Christine and The Queens
November 23, Royal Concert Hall, Glasgow, November 24, Usher Hall, Edinburgh
With instant access to so much music, it's natural we've become more discerning about which artists we choose to give our time to. Maybe we've become a little impatient too, prone to overlooking something for the flimsiest of reasons. It would be foolish to pass over Christine and The Queens because of that apparently middle-of-the-road name.
Heloise Letissier, the solo artist who bears the name, is anything but.

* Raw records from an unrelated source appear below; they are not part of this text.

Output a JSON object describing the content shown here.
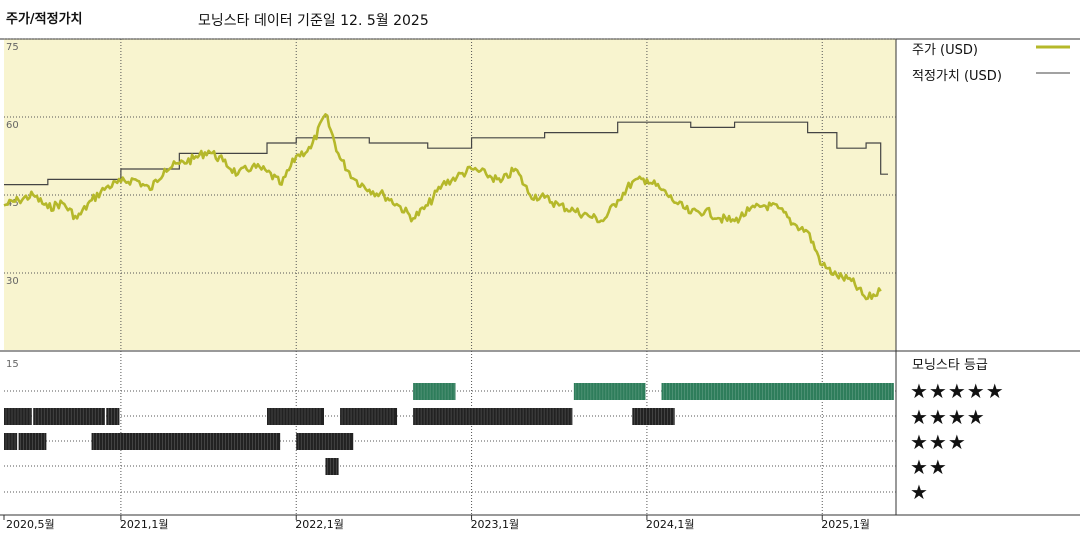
{
  "header": {
    "title": "주가/적정가치",
    "subtitle": "모닝스타 데이터 기준일 12. 5월 2025"
  },
  "legend": {
    "price_label": "주가 (USD)",
    "fair_label": "적정가치 (USD)"
  },
  "rating_panel": {
    "title": "모닝스타 등급",
    "stars": [
      "★★★★★",
      "★★★★",
      "★★★",
      "★★",
      "★"
    ]
  },
  "colors": {
    "price": "#b5b82a",
    "fair": "#444444",
    "panel_bg": "#f8f4cf",
    "rating_5": "#2e7d5b",
    "rating_other": "#222222"
  },
  "chart_data": {
    "type": "line",
    "x_axis": {
      "start": "2020-05",
      "end": "2025-05",
      "tick_labels": [
        "2020,5월",
        "2021,1월",
        "2022,1월",
        "2023,1월",
        "2024,1월",
        "2025,1월"
      ],
      "tick_dates": [
        "2020-05",
        "2021-01",
        "2022-01",
        "2023-01",
        "2024-01",
        "2025-01"
      ]
    },
    "y_axis": {
      "min": 15,
      "max": 75,
      "ticks": [
        75,
        60,
        45,
        30,
        15
      ],
      "grid": true
    },
    "series": [
      {
        "name": "주가 (USD)",
        "points": [
          [
            "2020-05",
            43
          ],
          [
            "2020-06",
            44
          ],
          [
            "2020-07",
            45
          ],
          [
            "2020-08",
            42.5
          ],
          [
            "2020-09",
            43.5
          ],
          [
            "2020-10",
            40.5
          ],
          [
            "2020-11",
            44
          ],
          [
            "2020-12",
            46.5
          ],
          [
            "2021-01",
            47.5
          ],
          [
            "2021-02",
            48
          ],
          [
            "2021-03",
            46
          ],
          [
            "2021-04",
            50
          ],
          [
            "2021-05",
            51
          ],
          [
            "2021-06",
            52
          ],
          [
            "2021-07",
            53.5
          ],
          [
            "2021-08",
            51.5
          ],
          [
            "2021-09",
            49
          ],
          [
            "2021-10",
            50.5
          ],
          [
            "2021-11",
            49.5
          ],
          [
            "2021-12",
            47
          ],
          [
            "2022-01",
            52.5
          ],
          [
            "2022-02",
            54
          ],
          [
            "2022-03",
            60.5
          ],
          [
            "2022-04",
            52
          ],
          [
            "2022-05",
            48
          ],
          [
            "2022-06",
            46
          ],
          [
            "2022-07",
            45
          ],
          [
            "2022-08",
            43
          ],
          [
            "2022-09",
            40.5
          ],
          [
            "2022-10",
            43
          ],
          [
            "2022-11",
            47
          ],
          [
            "2022-12",
            48.5
          ],
          [
            "2023-01",
            50
          ],
          [
            "2023-02",
            49
          ],
          [
            "2023-03",
            47.5
          ],
          [
            "2023-04",
            50
          ],
          [
            "2023-05",
            45
          ],
          [
            "2023-06",
            44.5
          ],
          [
            "2023-07",
            43
          ],
          [
            "2023-08",
            42
          ],
          [
            "2023-09",
            41
          ],
          [
            "2023-10",
            40
          ],
          [
            "2023-11",
            44
          ],
          [
            "2023-12",
            47.5
          ],
          [
            "2024-01",
            48
          ],
          [
            "2024-02",
            46
          ],
          [
            "2024-03",
            43.5
          ],
          [
            "2024-04",
            41.5
          ],
          [
            "2024-05",
            42
          ],
          [
            "2024-06",
            40.5
          ],
          [
            "2024-07",
            40
          ],
          [
            "2024-08",
            42
          ],
          [
            "2024-09",
            43
          ],
          [
            "2024-10",
            42.5
          ],
          [
            "2024-11",
            39.5
          ],
          [
            "2024-12",
            38
          ],
          [
            "2025-01",
            31.5
          ],
          [
            "2025-02",
            29.5
          ],
          [
            "2025-03",
            28.5
          ],
          [
            "2025-04",
            25
          ],
          [
            "2025-05",
            26.5
          ]
        ]
      },
      {
        "name": "적정가치 (USD)",
        "step": true,
        "points": [
          [
            "2020-05",
            47
          ],
          [
            "2020-08",
            48
          ],
          [
            "2021-01",
            50
          ],
          [
            "2021-05",
            53
          ],
          [
            "2021-11",
            55
          ],
          [
            "2022-01",
            56
          ],
          [
            "2022-06",
            55
          ],
          [
            "2022-10",
            54
          ],
          [
            "2023-01",
            56
          ],
          [
            "2023-06",
            57
          ],
          [
            "2023-11",
            59
          ],
          [
            "2024-04",
            58
          ],
          [
            "2024-07",
            59
          ],
          [
            "2024-12",
            57
          ],
          [
            "2025-02",
            54
          ],
          [
            "2025-04",
            55
          ],
          [
            "2025-05",
            49
          ]
        ]
      }
    ],
    "rating_history": [
      {
        "stars": 5,
        "periods": [
          [
            "2022-09",
            "2022-11"
          ],
          [
            "2023-08",
            "2023-12"
          ],
          [
            "2024-02",
            "2025-05"
          ]
        ]
      },
      {
        "stars": 4,
        "periods": [
          [
            "2020-05",
            "2020-06"
          ],
          [
            "2020-07",
            "2020-11"
          ],
          [
            "2020-12",
            "2020-12"
          ],
          [
            "2021-11",
            "2022-02"
          ],
          [
            "2022-04",
            "2022-07"
          ],
          [
            "2022-09",
            "2023-07"
          ],
          [
            "2023-12",
            "2024-02"
          ]
        ]
      },
      {
        "stars": 3,
        "periods": [
          [
            "2020-05",
            "2020-05"
          ],
          [
            "2020-06",
            "2020-07"
          ],
          [
            "2020-11",
            "2020-11"
          ],
          [
            "2020-11",
            "2021-11"
          ],
          [
            "2022-01",
            "2022-04"
          ]
        ]
      },
      {
        "stars": 2,
        "periods": [
          [
            "2022-03",
            "2022-03"
          ]
        ]
      },
      {
        "stars": 1,
        "periods": []
      }
    ]
  }
}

Much has been made of the blandness of mainstream pop in the 2010s, years where record labels attempted to recoup some of the revenue lost to downloads and streaming by banking on safe bets with the widest potential appeal. With the industry less willing to take a chance on more unusual artists, pop lost much of previous sense of the exotic, its inquisitiveness, its danger.

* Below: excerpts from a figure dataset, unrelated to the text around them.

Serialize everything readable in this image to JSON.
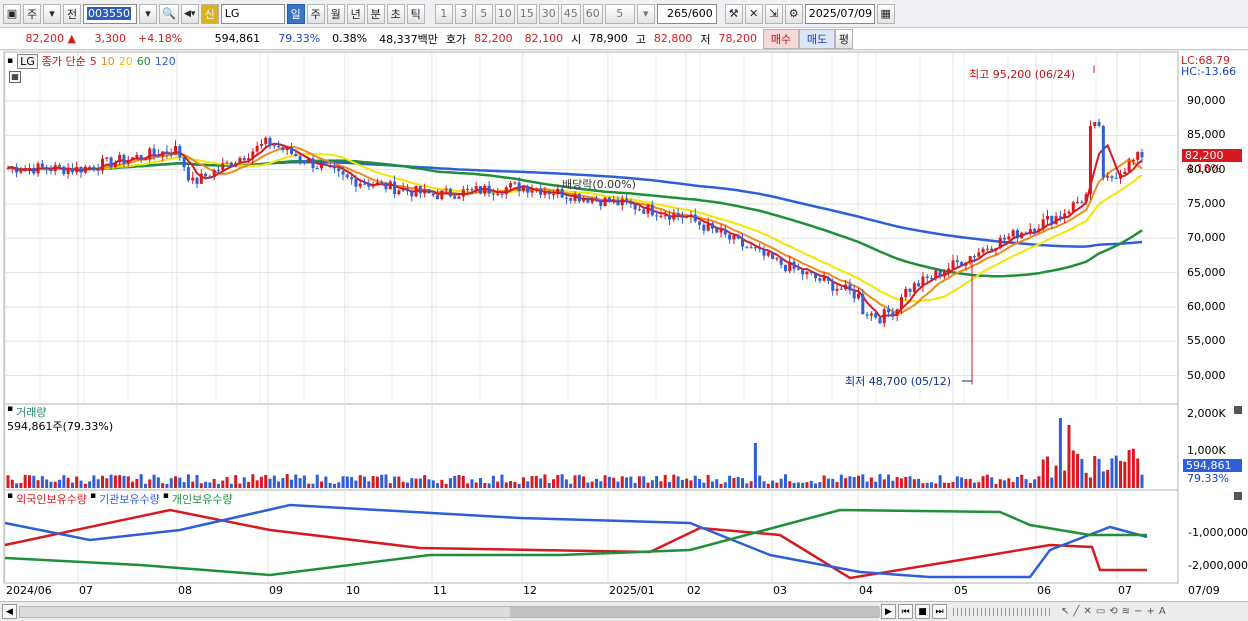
{
  "toolbar": {
    "period_main": "주",
    "prev_label": "전",
    "code": "003550",
    "name": "LG",
    "badge_shin": "신",
    "periods": [
      "일",
      "주",
      "월",
      "년",
      "분",
      "초",
      "틱"
    ],
    "active_period": "일",
    "intervals": [
      "1",
      "3",
      "5",
      "10",
      "15",
      "30",
      "45",
      "60"
    ],
    "interval_value": "5",
    "count_shown": "265",
    "count_total": "/600",
    "date": "2025/07/09"
  },
  "info": {
    "price": "82,200",
    "change": "3,300",
    "change_rate": "+4.18%",
    "volume": "594,861",
    "volume_ratio": "79.33%",
    "turnover": "0.38%",
    "amount": "48,337백만",
    "hoga_label": "호가",
    "ask": "82,200",
    "bid": "82,100",
    "open_label": "시",
    "open": "78,900",
    "high_label": "고",
    "high": "82,800",
    "low_label": "저",
    "low": "78,200",
    "buy_btn": "매수",
    "sell_btn": "매도",
    "eval_btn": "평"
  },
  "price_panel": {
    "name_tag": "LG",
    "legend_main": "종가 단순",
    "ma_labels": [
      "5",
      "10",
      "20",
      "60",
      "120"
    ],
    "ma_colors": [
      "#d71920",
      "#f08a1c",
      "#f3e600",
      "#1f8f3a",
      "#2f5fd8"
    ],
    "lc": "LC:68.79",
    "hc": "HC:-13.66",
    "high_annot": "최고 95,200 (06/24)",
    "low_annot": "최저 48,700 (05/12)",
    "dividend_annot": "배당락(0.00%)",
    "current_price_tag": "82,200",
    "current_change_tag": "4.18%",
    "y_ticks": [
      "90,000",
      "85,000",
      "80,000",
      "75,000",
      "70,000",
      "65,000",
      "60,000",
      "55,000",
      "50,000"
    ]
  },
  "volume_panel": {
    "title": "거래량",
    "info": "594,861주(79.33%)",
    "y_ticks": [
      "2,000K",
      "1,000K"
    ],
    "current_tag": "594,861",
    "ratio_tag": "79.33%"
  },
  "holdings_panel": {
    "series": [
      "외국인보유수량",
      "기관보유수량",
      "개인보유수량"
    ],
    "series_colors": [
      "#d71920",
      "#2f5fd8",
      "#1f8f3a"
    ],
    "y_ticks": [
      "-1,000,000",
      "-2,000,000"
    ]
  },
  "x_axis": {
    "labels": [
      "2024/06",
      "07",
      "08",
      "09",
      "10",
      "11",
      "12",
      "2025/01",
      "02",
      "03",
      "04",
      "05",
      "06",
      "07"
    ],
    "right_label": "07/09"
  },
  "chart_data": {
    "type": "line",
    "title": "",
    "ylim": [
      46000,
      97000
    ],
    "moving_averages": [
      5,
      10,
      20,
      60,
      120
    ],
    "close_keypoints": [
      {
        "x": "2024/06",
        "y": 80300
      },
      {
        "x": "07",
        "y": 80100
      },
      {
        "x": "08",
        "y": 83000
      },
      {
        "x": "08",
        "y": 78000
      },
      {
        "x": "09",
        "y": 84000
      },
      {
        "x": "10",
        "y": 78700
      },
      {
        "x": "11",
        "y": 76300
      },
      {
        "x": "12",
        "y": 77600
      },
      {
        "x": "2025/01",
        "y": 75400
      },
      {
        "x": "02",
        "y": 73100
      },
      {
        "x": "03",
        "y": 66800
      },
      {
        "x": "04",
        "y": 60300
      },
      {
        "x": "05",
        "y": 69000
      },
      {
        "x": "06",
        "y": 73400
      },
      {
        "x": "07",
        "y": 82200
      }
    ],
    "annotations": {
      "high": 95200,
      "high_date": "06/24",
      "low": 48700,
      "low_date": "05/12"
    }
  }
}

But when Chaleur Humaine, Letissier's first record as Christine and The Queens, went on to become the highest-selling debut album of 2014 in the UK, the industry was caught out. People like Letissier, an androgyous Frenchwoman who fuses her musical work with elements of performance and visual art, weren't meant to become popstars any more. All that art and sex was a bit too outre and, well, a bit too weird.
New album Chris sees Letissier return with a brawnier, masculine persona. The sole creator of the album after abandoning recording sessions with Mark Ronson and Damon Albarn, Letissier explained before the album's release that she had adopted the shorter name Chris.

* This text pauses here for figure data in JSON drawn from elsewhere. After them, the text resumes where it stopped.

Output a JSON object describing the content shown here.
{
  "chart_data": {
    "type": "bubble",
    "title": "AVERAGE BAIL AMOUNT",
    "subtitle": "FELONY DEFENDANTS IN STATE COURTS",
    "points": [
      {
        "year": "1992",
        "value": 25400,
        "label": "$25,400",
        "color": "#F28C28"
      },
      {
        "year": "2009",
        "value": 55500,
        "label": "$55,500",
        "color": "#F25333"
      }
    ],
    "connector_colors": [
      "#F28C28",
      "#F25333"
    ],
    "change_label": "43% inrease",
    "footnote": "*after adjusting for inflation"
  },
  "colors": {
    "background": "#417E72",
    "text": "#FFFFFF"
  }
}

“It had to be Chris at some point because I was bolder and stronger and had more muscle,” she told the NME. "It was natural for me to shed the rest of the stage name and to cut my hair."
Earning a glut of five star reviews, Chris is very likely the best pop album released this year. A fixture on radio playlists, lead track Girlfriend is sophisticated and sultry, an elegant disco track with recalls the cool insousiance of countrymen Daft Punk. Its follow-up Doesn’t Matter is a similarly impressive blend of smooth, intricate funk and lyrics burning with passion and personal turmoil.
Each song, like all songs on the album, are available in both English and French language versions: a boon for practising your language skills while attempting to cut some slick, Jackson-style moves. Letissier has specifically named both Michael and Janet as influences on her sound. Catch her at either of these dates to see their mark on her dancing too.
“It’s a crisis song that I wrote late one night”, she says of Doesn’t Matter aka Voleur De Soleil. “This song is a cathedral, with a rhythm as unalterable as white stone. The bass line, I remember playing it for hours, as if to rock myself.”
If, as she says, Chaleur Humaine was about her formative, bookish years, Chris is about her widening experiences as a woman who describes herself as pansexual, meaning she is attracted towards people regardless of their sex or gender identity.
“Chaleur Humaine was about teenage years, most of it,” she says. “Loneliness, really true feelings, and there is a softness in the way I wrote as well, because I was properly introducing myself. It gets to be a bit more exhilarating, because I get to say, okay, I've been introduced now.”
She adds: “Now I get to be more confident, and it matches what happened in my life. I'm out in the open and I'm having more experiences, meeting people, having relationships, and stories are happening to me. All of a sudden, you're a real grownass woman.”